Really, Shara’s original plan to break Chloe’s heart wasn’t a bad one. Shame to let it go to waste.
She gives Shara a small, tight smile and slides into her seat.
* * *
Chloe’s plan for the rest of finals week is simple: One, make herself available to Shara. Two, do things that she knows Shara will be into based on past behavior. Nothing that would count as actual pursuit, but like, horny little traps. Three, lay it on so thick that Shara has to try something. Four, rejection, gratification, glory.
Shara pretty much does step one for her. The next few days, she seems to have suddenly developed a habit of being everywhere Chloe is. Chloe goes to ask her calc teacher a question, and Shara is waiting outside the classroom. Chloe unlocks her car, and Shara is two parking spaces over, pretending to be interested in Ace’s tire pressure. Chloe hovers at the edge of the courtyard, watching her friends share a carton of Sonic tots and wondering if Ash ever finished their portfolio, and suddenly Shara is perched on the nearest flowerbox with her color-coded binder of study guides.
Chloe can only imagine Shara’s strategy is similar. She’s making herself available to Chloe, under the mistaken impression that Chloe hasn’t yet fainted into her arms simply due to lack of opportunity.
She can use this.
When she stops at her locker for an emergency coffee, there Shara is, leaning against the next locker, trying to open a granola bar.
The choppy pink hair does look unfairly good on her. Against her defined features and her long lashes, it makes her look like a comic book character.
“How do you think you did on the calc exam?” Shara asks.
“Oh, you know,” Chloe says.
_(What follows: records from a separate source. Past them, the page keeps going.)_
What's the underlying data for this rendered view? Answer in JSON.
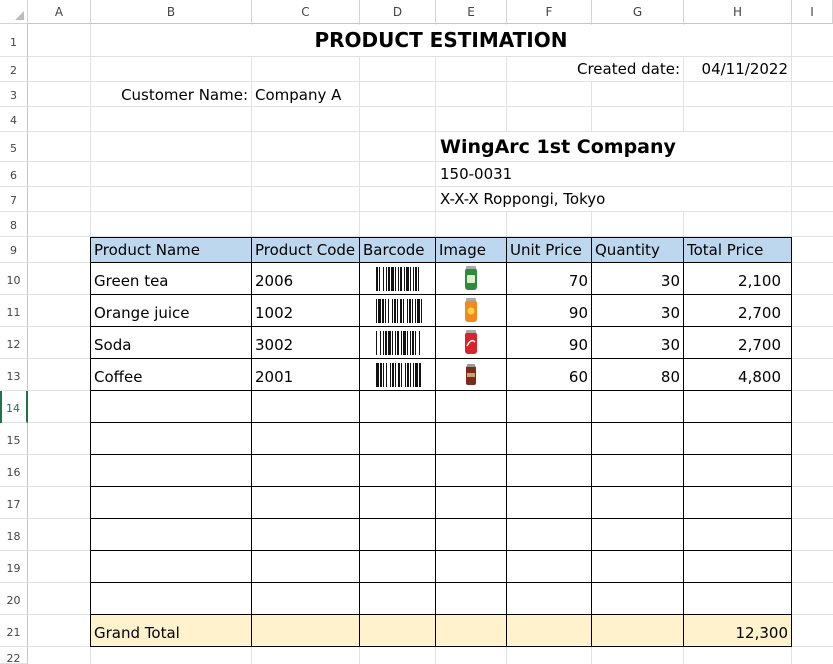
{
  "columns": [
    "A",
    "B",
    "C",
    "D",
    "E",
    "F",
    "G",
    "H",
    "I"
  ],
  "rows": [
    "1",
    "2",
    "3",
    "4",
    "5",
    "6",
    "7",
    "8",
    "9",
    "10",
    "11",
    "12",
    "13",
    "14",
    "15",
    "16",
    "17",
    "18",
    "19",
    "20",
    "21",
    "22"
  ],
  "active_row": "14",
  "title": "PRODUCT ESTIMATION",
  "created_date_label": "Created date:",
  "created_date_value": "04/11/2022",
  "customer_label": "Customer Name:",
  "customer_value": "Company A",
  "company_name": "WingArc 1st Company",
  "postal_code": "150-0031",
  "address": "X-X-X Roppongi, Tokyo",
  "table": {
    "headers": [
      "Product Name",
      "Product Code",
      "Barcode",
      "Image",
      "Unit Price",
      "Quantity",
      "Total Price"
    ],
    "rows": [
      {
        "name": "Green tea",
        "code": "2006",
        "unit": "70",
        "qty": "30",
        "total": "2,100",
        "can_color": "#2e8b3e"
      },
      {
        "name": "Orange juice",
        "code": "1002",
        "unit": "90",
        "qty": "30",
        "total": "2,700",
        "can_color": "#f08a1c"
      },
      {
        "name": "Soda",
        "code": "3002",
        "unit": "90",
        "qty": "30",
        "total": "2,700",
        "can_color": "#d8232a"
      },
      {
        "name": "Coffee",
        "code": "2001",
        "unit": "60",
        "qty": "80",
        "total": "4,800",
        "can_color": "#7a2b1e"
      }
    ],
    "grand_total_label": "Grand Total",
    "grand_total_value": "12,300"
  },
  "colors": {
    "header_fill": "#bdd7ee",
    "total_fill": "#fff2cc",
    "accent_green": "#217346"
  }
}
She swallows a mouthful, then holds Shara’s gaze as she innocently swipes the side of her thumb across her bottom lip, the way she would if she were a girl in one of Georgia’s Regency novels. Shara’s fingers go stiff around the wrapper. “Pretty well. Implicit derivatives are actually pretty easy once you get the hang of them.”
“No,” Shara disagrees, staring at her mouth, “they’re not.”
“Hm. Maybe it’s just me, then,” Chloe says. “What about you?”
“What about me?”
“The exam,” Chloe says. “How do you think you did?”